Abstract

Titanium alloys manufactured via additive manufacturing are suffering from coarse columnar grains due to the insufficient spontaneous nucleation rate during solidification. In this study, a newly designed Ti–2Fe-0.1B alloy with higher nucleating agent were introduced and manufactured by laser melting deposition method. The manufactured part is presenting a fully equiaxed grain morphology with 779 MPa on ultimate tensile strength. In order to reveal the mechanism of equiaxed grain formation and its influence on mechanical properties, a comprehensive study of microstructure evolution was carried out on Ti–2Fe-0.1B alloy manufactured via casting, forging and laser melting deposition. The results indicate that cooling speed are playing an important role on TiB morphology and Ti–2Fe-0.1B grain size simultaneously.

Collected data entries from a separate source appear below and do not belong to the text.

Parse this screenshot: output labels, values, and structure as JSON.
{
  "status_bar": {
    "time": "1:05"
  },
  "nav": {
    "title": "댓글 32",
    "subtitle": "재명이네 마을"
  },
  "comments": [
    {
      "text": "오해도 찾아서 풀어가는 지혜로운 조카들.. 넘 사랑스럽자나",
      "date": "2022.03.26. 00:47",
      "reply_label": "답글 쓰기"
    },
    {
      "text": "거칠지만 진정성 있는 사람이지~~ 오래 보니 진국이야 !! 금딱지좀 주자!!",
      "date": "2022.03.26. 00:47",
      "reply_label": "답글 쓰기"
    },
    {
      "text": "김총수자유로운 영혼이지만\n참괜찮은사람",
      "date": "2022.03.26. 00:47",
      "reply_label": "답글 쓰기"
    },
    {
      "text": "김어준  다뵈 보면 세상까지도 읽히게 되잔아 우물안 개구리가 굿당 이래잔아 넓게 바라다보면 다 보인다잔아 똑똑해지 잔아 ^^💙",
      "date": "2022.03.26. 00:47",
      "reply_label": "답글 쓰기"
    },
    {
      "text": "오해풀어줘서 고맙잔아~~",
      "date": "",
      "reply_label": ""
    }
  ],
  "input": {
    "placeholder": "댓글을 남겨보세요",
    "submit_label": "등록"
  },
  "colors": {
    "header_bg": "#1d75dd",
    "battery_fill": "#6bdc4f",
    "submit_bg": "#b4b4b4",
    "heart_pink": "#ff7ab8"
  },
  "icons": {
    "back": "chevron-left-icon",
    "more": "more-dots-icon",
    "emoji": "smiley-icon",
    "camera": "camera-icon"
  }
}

The TiB formed from fast cooling speed are presenting a 3D quasi-network structure and improves the ultimate tensile strength of laser melting deposited part by 1.7 and 1.5 times when compared with casting and forging parts correspondingly. The study reveals that B addition is a sufficient method to control equiaxed grain formation in additive manufacturing of Ti–Fe alloy and promotes B addition as grain morphology controlling method in other additive manufactured titanium alloys in future.